「センパイ、えみが意味不明な事を!」


「センパイ! このジャムパン美味しいですよ!」


「………………」


「センパイ! こっちのクリームパンも美味しいです!」


「………………」


「センパイ!」


「………………」


「センパァイ!」


「………………あのさ」


センパイにクロワッサンをあーんしている時だった。えみが少し気まずそうに口を開く。


「これ、うちがいる意味ある?」


「え、ないの?」


「さっきっから二人のラブラブ見せられている意味があるって思えるとでも?!」


私の左隣に座るえみはそう言ってセンパイから貰ったカツサンドを頬張る。そしてそれをミルクティーで流し込んだ。


「大体うちいなくても…」


「いえ。普段から結城さんがどのような奇行に走っているのかを知りたくて。教えていただけませんか?」


おいこら、センパイ。
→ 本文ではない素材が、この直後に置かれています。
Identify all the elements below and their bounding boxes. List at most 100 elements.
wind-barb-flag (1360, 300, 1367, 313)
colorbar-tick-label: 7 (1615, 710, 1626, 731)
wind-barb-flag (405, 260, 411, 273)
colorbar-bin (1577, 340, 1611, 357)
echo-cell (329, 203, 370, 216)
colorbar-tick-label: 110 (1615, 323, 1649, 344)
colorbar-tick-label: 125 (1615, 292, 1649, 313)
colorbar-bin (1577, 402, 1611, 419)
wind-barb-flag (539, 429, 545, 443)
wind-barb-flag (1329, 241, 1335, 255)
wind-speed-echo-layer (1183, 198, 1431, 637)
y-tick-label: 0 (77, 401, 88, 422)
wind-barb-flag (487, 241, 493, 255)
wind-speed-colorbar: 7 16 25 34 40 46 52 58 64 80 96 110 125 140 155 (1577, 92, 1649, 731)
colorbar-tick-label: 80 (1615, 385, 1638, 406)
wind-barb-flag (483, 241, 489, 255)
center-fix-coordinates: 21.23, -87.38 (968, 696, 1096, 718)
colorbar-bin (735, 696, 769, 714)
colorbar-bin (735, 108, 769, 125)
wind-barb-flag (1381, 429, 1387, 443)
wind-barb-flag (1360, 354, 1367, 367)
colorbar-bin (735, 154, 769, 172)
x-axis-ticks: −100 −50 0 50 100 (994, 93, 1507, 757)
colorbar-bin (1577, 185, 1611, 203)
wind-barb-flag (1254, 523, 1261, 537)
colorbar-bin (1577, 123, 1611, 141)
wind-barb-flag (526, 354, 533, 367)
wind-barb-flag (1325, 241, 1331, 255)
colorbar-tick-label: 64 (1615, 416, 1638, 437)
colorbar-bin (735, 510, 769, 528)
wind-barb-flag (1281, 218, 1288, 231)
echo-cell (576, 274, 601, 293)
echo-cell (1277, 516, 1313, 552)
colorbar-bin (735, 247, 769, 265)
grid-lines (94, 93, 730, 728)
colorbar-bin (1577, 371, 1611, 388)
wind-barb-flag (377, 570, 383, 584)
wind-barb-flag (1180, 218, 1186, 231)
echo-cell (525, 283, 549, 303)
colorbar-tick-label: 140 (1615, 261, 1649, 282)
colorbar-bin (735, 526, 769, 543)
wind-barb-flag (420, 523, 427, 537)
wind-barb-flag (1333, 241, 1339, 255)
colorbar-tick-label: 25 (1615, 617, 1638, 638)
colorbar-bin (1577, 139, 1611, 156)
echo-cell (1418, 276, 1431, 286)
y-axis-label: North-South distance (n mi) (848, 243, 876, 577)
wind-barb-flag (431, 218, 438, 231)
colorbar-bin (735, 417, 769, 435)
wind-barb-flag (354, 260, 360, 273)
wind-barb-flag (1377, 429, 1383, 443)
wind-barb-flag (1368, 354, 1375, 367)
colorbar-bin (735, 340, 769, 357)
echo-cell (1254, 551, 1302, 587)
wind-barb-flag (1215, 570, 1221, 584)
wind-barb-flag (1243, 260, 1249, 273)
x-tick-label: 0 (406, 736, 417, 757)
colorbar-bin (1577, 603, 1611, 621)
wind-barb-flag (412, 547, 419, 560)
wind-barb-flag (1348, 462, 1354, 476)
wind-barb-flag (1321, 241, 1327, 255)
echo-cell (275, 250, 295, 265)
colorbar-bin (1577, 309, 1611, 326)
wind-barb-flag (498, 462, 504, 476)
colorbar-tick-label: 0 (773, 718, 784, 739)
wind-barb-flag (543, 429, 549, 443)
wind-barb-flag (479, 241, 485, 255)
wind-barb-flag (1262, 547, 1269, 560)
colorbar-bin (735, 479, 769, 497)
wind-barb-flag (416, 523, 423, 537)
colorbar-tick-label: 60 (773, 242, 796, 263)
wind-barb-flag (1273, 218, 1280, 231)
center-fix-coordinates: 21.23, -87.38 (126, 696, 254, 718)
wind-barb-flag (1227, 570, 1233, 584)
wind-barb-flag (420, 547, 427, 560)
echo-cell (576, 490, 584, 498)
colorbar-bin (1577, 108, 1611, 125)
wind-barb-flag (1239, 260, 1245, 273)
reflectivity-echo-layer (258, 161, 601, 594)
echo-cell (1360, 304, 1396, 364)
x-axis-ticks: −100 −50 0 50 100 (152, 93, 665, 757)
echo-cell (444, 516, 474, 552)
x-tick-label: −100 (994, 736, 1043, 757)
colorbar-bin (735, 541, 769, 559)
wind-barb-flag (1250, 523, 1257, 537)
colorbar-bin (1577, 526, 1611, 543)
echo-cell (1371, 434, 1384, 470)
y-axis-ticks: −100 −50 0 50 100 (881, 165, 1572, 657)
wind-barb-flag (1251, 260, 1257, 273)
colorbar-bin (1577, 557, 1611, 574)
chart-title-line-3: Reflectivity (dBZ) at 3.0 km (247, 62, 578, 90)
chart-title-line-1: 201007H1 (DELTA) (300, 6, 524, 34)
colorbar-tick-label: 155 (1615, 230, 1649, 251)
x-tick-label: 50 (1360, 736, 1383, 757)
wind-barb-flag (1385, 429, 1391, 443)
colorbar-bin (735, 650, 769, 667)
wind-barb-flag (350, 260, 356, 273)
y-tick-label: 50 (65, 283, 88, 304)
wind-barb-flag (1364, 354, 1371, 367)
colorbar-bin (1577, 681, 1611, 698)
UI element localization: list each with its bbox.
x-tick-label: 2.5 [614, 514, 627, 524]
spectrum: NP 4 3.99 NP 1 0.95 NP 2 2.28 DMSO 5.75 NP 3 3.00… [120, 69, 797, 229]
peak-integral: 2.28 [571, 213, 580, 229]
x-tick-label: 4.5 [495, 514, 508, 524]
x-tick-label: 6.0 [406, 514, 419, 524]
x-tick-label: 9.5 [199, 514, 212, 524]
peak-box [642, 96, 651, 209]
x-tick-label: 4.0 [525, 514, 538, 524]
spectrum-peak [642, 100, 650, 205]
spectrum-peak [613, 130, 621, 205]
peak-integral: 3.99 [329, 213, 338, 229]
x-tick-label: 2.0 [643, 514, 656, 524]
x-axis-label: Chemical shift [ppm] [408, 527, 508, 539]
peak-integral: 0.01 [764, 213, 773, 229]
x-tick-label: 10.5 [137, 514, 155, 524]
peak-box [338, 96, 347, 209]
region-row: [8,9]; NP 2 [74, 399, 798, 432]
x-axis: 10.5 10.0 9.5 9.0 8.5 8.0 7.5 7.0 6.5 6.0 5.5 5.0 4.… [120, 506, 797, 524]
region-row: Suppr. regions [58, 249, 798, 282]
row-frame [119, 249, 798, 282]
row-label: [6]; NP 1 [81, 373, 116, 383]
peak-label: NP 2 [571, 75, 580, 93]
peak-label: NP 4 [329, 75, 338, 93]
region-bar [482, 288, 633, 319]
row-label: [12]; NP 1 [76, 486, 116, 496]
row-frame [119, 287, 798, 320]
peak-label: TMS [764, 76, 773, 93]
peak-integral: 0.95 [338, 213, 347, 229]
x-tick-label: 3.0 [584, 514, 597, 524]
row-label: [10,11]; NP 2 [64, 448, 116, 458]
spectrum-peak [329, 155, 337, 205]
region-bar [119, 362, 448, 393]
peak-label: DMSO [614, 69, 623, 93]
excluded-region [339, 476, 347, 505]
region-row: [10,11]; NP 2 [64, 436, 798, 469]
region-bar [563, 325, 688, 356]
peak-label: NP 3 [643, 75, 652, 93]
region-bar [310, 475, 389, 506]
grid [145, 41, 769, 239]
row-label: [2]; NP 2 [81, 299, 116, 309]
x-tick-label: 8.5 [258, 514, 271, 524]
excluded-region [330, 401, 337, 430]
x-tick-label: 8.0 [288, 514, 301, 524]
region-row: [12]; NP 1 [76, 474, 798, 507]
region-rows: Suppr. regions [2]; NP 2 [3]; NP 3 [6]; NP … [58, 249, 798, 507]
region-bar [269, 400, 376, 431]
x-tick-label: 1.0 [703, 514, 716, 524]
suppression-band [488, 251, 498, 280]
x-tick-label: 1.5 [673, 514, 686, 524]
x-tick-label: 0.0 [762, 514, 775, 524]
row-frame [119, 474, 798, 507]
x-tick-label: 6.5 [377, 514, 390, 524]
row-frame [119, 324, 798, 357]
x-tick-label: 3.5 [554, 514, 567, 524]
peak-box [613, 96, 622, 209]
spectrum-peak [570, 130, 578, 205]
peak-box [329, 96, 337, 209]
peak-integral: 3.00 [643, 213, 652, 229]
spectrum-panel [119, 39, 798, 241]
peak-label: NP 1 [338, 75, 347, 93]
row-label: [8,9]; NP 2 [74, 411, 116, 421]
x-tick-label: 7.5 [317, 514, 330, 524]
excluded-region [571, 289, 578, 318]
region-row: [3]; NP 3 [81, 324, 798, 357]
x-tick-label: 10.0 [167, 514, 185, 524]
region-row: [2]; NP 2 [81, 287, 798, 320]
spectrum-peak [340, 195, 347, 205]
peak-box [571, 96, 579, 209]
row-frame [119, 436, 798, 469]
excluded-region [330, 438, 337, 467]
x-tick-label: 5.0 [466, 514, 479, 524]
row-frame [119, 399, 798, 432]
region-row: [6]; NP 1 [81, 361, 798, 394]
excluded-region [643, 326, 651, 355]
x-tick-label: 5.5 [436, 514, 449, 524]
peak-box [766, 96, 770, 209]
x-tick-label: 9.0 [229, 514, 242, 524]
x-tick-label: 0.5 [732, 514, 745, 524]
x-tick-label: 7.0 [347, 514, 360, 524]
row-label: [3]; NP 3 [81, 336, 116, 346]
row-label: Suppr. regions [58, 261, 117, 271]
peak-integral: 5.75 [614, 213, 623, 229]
どさくさに紛れて“奇行”って言いましたね? “奇行”ってなんだ、“奇行”って。


「奇行って言っても…思い当たるのはひとつ…ふたつ……」


「えみも! 真剣に考えなくていいから!」


「みっつ、よっつ…」と増える私の奇行カウンターに私は終止符を打ってオレンジジュースを飲む。


「そもそも私が奇行に走った事なんて………」


不意に思い返される奇行の数々。


センパイの教室へ突然の訪問。

センパイのパンツチェック(未遂)。

センパイの………、と。これ以上思い出すと心が痛くなるためやめておこう。


「ありますよね?」


「ヤメテクダサイ…。ココロガ…、ココロガイタイデス……」


「うっ!」なんて言いながら心を抑える。


「そういえば…」


そんな様子を見ていたえみがゆっくりと口を開いた。


「ん?」


「三ヶ月記念日、来月なんだよね?」


「そう! 12月!」


私が嬉々としてそう答えるとえみはなぜか真剣な顔つきになり、一瞬考える仕草をしてからこう続けた。


「どこか行くの?」


「“どこか”……」


「“行く”………ですか」


「まだ決めてませんよね」


「えぇ」


私とセンパイが顔を見合わせているとえみは深いため息を吐いた。


「せっかくの三ヶ月記念日なんだし、どっか行くのは決定事項として…。予約とか必要だと思うよ」


そう言ってミルクティーを飲むえみの言葉はなんだか信ぴょう性があった。


「確かに12月はイベント月ですし。予約は必須かもしれませんね」


「どうせならホテルとか泊まりなよ」


「……………」


えみの爆弾発言に私は持っていたオレンジジュースの紙パックを落としてしまった(中身を飲み終わった後だったから良かった)。


「…………おやおや。紙パック、落ちましたよ」


そう言って私の落とした紙パックを拾ってくれるセンパイにお礼も言わずに私はえみのほうに詰め寄る。


「いやいやいや!!! 何言ってるの?! 私たちまだ高校生だよ?! そそそ、そんな事より大切な事があるでしょ?! 何言ってるのかよく分かりませんねぇ!! あはははは!!!」


えみの肩をブンブンと揺さぶりながら私がそう言うとえみは呆れたように私の手を肩から剥がした。